Use Late Picks for Hard Counters

Save your most targeted counter-picks for your fourth and fifth selections, when you have the most information about the enemy composition. If the enemy locks in Estes early (healer support with massive sustain through Blessing of the Moon Goddess, healing 300 (+80% Total Magic Power) HP per tick), hold your counter and pick Baxia in a later rotation — his passive, Baxia Shield, reduces all healing effects on enemies he hits by 30%, directly countering Estes's entire kit.

Ban Phase Strategy

Your bans should never be random or based on personal frustration. Every ban is a strategic decision that shapes the entire draft.

Ban What You Can't Handle

The most efficient banning approach targets heroes your team struggles against and that are currently strong in the meta. Check the in-game statistics: if a hero maintains above a 55% win rate with a pick rate above 10%, they are a high-priority ban candidate.
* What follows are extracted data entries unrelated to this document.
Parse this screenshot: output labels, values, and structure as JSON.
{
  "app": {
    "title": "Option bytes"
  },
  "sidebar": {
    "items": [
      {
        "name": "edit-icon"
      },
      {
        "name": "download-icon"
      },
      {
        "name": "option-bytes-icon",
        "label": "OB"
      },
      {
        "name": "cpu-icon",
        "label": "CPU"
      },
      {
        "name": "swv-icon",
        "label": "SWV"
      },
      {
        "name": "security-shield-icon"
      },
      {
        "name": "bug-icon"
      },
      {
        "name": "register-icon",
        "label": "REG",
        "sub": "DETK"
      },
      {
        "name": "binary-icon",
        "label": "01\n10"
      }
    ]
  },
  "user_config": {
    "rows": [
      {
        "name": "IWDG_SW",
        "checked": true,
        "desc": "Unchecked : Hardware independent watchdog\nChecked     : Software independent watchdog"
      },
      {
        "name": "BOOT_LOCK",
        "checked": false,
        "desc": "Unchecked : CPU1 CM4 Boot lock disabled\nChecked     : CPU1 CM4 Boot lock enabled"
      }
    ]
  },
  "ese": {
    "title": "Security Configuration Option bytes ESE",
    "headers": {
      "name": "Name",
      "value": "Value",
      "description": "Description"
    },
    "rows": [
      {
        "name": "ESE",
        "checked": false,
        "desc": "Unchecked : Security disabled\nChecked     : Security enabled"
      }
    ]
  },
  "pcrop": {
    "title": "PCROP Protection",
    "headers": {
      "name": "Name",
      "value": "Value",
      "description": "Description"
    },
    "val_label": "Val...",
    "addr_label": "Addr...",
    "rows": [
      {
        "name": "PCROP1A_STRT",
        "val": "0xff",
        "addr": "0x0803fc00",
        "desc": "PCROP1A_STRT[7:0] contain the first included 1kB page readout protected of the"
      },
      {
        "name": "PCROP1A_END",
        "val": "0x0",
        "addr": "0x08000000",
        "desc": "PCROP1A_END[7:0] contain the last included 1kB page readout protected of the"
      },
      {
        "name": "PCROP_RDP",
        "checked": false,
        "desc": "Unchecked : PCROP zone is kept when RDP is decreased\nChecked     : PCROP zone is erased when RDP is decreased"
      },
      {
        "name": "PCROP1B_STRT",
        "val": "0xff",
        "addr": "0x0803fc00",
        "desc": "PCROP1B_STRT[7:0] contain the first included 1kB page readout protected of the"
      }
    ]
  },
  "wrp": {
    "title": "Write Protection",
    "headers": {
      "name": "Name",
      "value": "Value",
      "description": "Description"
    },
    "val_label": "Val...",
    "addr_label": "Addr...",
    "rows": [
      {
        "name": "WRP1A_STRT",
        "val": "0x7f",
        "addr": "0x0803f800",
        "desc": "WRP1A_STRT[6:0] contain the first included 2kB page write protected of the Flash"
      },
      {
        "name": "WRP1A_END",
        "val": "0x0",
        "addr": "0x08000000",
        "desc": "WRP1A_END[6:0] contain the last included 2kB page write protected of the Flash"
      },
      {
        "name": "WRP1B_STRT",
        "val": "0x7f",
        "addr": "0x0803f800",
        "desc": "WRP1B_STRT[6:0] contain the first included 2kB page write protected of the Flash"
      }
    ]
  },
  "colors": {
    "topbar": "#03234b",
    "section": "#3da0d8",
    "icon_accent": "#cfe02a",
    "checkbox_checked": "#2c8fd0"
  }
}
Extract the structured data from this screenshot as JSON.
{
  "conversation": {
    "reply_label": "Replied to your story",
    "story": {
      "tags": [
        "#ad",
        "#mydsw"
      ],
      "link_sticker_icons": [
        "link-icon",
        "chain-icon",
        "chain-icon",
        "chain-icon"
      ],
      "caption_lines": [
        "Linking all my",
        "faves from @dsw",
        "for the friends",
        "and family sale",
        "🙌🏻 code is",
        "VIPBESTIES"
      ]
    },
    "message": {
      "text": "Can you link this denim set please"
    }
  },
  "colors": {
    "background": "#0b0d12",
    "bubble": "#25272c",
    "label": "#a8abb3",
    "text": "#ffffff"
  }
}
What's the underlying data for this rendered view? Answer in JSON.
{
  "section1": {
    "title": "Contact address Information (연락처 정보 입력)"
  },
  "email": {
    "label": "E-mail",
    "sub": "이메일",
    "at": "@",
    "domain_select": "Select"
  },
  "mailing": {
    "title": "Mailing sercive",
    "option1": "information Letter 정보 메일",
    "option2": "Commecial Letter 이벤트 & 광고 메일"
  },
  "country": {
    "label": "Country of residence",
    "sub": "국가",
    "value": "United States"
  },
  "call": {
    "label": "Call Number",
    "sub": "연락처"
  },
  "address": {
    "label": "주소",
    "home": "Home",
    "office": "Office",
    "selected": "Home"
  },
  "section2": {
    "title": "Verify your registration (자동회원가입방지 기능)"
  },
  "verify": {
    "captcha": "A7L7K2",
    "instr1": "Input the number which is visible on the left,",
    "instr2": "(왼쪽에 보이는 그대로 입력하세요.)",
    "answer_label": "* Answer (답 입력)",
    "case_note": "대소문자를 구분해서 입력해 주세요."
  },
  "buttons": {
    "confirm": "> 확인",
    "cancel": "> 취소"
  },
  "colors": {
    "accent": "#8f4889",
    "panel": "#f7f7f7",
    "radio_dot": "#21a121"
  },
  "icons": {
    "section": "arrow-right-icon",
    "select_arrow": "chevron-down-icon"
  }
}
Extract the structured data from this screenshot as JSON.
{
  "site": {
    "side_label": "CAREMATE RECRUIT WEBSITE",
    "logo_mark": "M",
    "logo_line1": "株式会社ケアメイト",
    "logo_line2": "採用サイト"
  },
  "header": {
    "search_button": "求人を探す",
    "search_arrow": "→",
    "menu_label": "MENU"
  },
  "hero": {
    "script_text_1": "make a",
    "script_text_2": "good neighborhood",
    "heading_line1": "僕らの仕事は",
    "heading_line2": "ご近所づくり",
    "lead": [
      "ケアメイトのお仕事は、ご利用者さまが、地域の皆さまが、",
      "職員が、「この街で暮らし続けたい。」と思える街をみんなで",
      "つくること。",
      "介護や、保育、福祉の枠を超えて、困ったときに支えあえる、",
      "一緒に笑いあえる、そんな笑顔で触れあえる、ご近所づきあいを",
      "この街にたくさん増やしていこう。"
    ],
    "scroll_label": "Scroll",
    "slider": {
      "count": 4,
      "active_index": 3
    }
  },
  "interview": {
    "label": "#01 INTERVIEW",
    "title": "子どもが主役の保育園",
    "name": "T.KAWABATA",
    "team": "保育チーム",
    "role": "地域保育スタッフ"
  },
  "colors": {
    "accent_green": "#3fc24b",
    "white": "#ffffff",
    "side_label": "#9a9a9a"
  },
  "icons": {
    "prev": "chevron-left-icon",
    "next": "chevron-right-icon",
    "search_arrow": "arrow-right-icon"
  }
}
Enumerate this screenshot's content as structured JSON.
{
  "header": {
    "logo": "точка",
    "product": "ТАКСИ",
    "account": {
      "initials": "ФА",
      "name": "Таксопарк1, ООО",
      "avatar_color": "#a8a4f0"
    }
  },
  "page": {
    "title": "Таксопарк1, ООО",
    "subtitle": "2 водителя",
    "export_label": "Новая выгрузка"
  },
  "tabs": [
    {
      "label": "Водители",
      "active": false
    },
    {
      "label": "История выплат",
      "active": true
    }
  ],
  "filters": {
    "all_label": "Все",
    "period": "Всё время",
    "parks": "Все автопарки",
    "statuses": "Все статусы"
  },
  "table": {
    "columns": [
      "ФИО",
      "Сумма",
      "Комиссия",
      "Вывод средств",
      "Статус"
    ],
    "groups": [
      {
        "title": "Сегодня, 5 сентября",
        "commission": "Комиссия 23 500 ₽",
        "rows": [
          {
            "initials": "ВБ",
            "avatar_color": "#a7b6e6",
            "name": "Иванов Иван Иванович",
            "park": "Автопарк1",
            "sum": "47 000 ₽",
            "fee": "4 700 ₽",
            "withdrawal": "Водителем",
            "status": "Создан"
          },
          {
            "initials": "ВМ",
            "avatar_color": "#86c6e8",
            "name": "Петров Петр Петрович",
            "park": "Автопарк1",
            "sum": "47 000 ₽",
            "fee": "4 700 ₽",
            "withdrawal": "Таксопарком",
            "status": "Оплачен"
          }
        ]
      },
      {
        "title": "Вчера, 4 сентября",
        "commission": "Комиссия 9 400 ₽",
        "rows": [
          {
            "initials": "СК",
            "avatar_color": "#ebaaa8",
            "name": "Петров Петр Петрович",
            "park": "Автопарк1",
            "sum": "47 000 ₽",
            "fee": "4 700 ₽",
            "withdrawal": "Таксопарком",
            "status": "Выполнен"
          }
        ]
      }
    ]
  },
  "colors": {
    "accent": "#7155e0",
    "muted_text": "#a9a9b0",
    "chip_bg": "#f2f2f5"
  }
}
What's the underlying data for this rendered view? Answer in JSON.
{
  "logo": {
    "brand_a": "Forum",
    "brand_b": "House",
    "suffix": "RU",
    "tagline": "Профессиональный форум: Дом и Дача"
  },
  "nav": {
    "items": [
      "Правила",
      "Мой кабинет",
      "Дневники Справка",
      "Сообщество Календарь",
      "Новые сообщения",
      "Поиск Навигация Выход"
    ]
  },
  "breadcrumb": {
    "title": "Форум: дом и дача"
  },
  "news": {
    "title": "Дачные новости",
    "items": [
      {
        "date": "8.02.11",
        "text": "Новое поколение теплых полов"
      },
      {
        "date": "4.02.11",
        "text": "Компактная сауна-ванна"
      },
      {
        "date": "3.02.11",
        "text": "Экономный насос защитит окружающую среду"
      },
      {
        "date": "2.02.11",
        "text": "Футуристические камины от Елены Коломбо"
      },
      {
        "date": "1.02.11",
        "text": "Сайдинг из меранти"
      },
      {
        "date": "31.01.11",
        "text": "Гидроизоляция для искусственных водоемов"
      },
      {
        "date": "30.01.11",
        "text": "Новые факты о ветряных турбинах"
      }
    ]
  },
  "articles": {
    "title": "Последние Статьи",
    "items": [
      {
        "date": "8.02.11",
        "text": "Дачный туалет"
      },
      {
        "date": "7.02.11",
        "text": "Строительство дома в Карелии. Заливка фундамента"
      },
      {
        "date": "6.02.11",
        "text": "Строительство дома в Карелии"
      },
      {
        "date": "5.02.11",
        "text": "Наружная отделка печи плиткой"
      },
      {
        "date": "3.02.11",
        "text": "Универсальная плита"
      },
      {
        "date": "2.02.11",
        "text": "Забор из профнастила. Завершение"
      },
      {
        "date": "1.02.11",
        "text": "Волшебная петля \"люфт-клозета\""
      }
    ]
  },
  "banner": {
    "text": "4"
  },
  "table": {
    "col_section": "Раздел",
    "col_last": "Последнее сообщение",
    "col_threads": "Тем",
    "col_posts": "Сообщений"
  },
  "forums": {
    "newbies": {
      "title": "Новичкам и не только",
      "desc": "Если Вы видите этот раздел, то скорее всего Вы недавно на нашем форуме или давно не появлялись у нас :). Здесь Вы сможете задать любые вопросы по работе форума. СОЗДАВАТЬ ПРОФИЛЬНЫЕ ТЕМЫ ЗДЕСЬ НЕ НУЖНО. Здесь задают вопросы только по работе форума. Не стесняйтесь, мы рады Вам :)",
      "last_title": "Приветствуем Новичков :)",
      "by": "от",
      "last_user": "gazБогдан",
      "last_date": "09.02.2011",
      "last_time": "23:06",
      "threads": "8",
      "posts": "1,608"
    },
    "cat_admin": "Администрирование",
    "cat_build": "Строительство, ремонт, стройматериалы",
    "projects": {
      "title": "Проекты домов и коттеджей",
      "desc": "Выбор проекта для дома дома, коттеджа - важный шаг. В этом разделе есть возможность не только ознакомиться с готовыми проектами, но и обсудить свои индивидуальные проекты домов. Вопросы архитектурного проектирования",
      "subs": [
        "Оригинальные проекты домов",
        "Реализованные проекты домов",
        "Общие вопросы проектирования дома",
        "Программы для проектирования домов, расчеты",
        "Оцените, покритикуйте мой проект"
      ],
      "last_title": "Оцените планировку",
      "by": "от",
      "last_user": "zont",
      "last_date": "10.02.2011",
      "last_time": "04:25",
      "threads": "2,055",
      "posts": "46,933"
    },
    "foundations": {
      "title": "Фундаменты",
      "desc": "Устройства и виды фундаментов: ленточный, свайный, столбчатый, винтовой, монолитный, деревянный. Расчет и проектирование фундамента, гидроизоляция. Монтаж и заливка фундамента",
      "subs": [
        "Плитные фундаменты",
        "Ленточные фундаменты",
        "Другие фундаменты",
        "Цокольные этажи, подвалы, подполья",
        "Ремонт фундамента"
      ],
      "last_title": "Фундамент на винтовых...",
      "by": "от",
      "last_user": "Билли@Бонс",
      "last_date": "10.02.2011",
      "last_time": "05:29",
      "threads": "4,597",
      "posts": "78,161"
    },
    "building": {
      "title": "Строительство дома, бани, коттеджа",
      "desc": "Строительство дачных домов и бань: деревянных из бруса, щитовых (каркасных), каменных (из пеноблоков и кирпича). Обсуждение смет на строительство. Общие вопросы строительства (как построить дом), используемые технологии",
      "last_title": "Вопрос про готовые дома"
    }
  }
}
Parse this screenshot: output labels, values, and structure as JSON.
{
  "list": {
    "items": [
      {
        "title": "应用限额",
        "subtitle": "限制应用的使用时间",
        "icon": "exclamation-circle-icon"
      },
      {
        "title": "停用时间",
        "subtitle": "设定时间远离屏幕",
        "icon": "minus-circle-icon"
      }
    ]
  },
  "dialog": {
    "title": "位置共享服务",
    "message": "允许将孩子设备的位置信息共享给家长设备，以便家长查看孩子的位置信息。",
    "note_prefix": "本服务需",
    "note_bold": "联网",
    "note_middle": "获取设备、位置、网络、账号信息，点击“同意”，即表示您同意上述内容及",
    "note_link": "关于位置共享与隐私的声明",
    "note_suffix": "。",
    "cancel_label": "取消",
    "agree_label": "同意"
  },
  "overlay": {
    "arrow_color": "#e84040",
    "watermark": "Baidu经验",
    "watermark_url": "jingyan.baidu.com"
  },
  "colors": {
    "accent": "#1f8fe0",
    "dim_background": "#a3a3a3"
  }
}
In the current meta, high-priority bans often include:

  • Fanny — Her cable mechanics allow for 2-3 second kill combos with virtually no counterplay in uncoordinated solo queue
  • Wanwan — Her ultimate, Crossbow of Tang, becomes untargetable and deals up to 240 (+100% Total Physical Attack) damage per arrow to multiple targets
  • Valentina — I Am You stealing game-changing ultimates makes her consistently overpowered

Ban to Enable Your Composition

Sometimes the smarter ban isn't the "strongest" hero — it's the hero that counters what you want to run. If you want to draft a poke-heavy composition built around Yve and Pharsa, ban Fanny and Lancelot (high-mobility assassins that easily reach backline mages) rather than banning the generic "most popular" hero.

Observe Enemy Tendencies

During the ban phase, watch what the enemy team hovers. If they hover a marksman early, they might be telegraphing a protect-the-carry strategy. Use your later bans to target enablers of that strategy — ban Angela if they're building around a Claude, or ban Lolita if they're running a poke mage.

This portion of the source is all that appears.